An interesting project from Microsoft; reducing newsgroups, and the posters thereon, to statistics, so as to make it possible for a reader to get at the good stuff and easily ignore (or not even encounter) the dross. Quite a sound theory put forward by their pet sociologist, rendered more sound-seeming by being presented as a conclusion reached from pure statistical observation rather than as a hypothesis confirmed that way. Not sure, of course, how true that presentation is.
Unfortunate that newsgroups are a dying breed, since they're vastly superior to mailing lists for doing mailing list things; unintrusive, only getting the messages that interest you, relatively easy to pre-filter users you don't want to hear from. Perhaps this ability to filter posts automatically into a semblance of likely value-order will resurrect the beast.

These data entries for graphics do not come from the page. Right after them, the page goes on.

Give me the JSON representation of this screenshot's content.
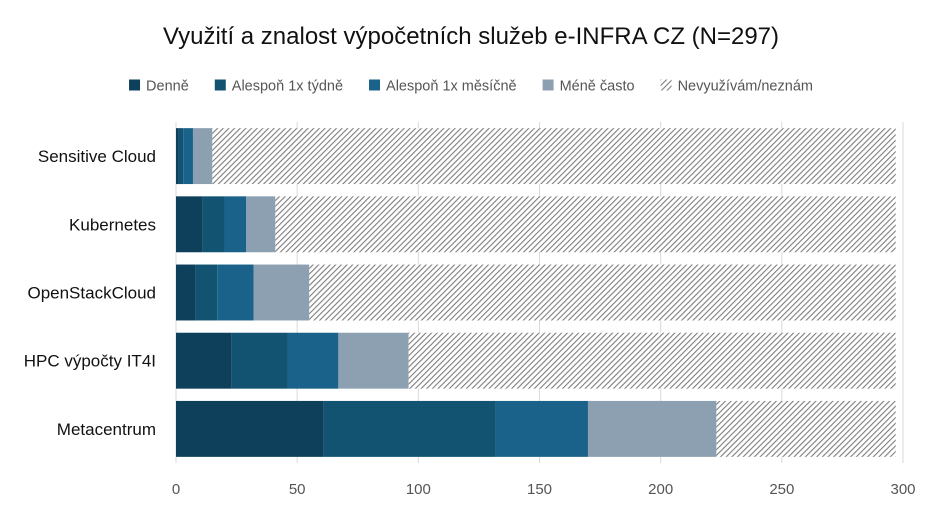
{
  "chart_data": {
    "type": "bar",
    "orientation": "horizontal",
    "stacked": true,
    "title": "Využití a znalost výpočetních služeb e-INFRA CZ (N=297)",
    "categories": [
      "Sensitive Cloud",
      "Kubernetes",
      "OpenStackCloud",
      "HPC výpočty IT4I",
      "Metacentrum"
    ],
    "series": [
      {
        "name": "Denně",
        "color": "#0e3f5b",
        "pattern": false,
        "values": [
          1,
          11,
          8,
          23,
          61
        ]
      },
      {
        "name": "Alespoň 1x týdně",
        "color": "#125372",
        "pattern": false,
        "values": [
          2,
          9,
          9,
          23,
          71
        ]
      },
      {
        "name": "Alespoň 1x měsíčně",
        "color": "#1a6289",
        "pattern": false,
        "values": [
          4,
          9,
          15,
          21,
          38
        ]
      },
      {
        "name": "Méně často",
        "color": "#8ca0b1",
        "pattern": false,
        "values": [
          8,
          12,
          23,
          29,
          53
        ]
      },
      {
        "name": "Nevyužívám/neznám",
        "color": "#8a8a8a",
        "pattern": true,
        "values": [
          282,
          256,
          242,
          201,
          74
        ]
      }
    ],
    "xlim": [
      0,
      300
    ],
    "xticks": [
      0,
      50,
      100,
      150,
      200,
      250,
      300
    ],
    "grid": true,
    "legend_position": "top"
  }
}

The thing I really like about this technology though (and even better if it could be applied to mailing lists somehow too; certainly seems feasible for individual servers), is that if people are being rated based on their behaviour, and they know they're being rated on their behaviour - especially if ratings are accessible to all - their behaviour will probably alter, in a delicious feedback loop.
No more people just asking questions of a group and never giving anything back, no more perpetual flame wars between a few people ruining an otherwise perfectly good mailing list - the 'good' side of a flame war will not want to argue because it would ruin their reputation rating, and the 'bad' side will end up getting rated down into invisibility as they keep on arguing with whoever is new to the group. It would also provide a positive 'score' for the helpful people to feel good about themselves with.
Or! It'll result in people whining about their privacy, because people always whine about their privacy even if it's just data being constructed from other, publicly available, data.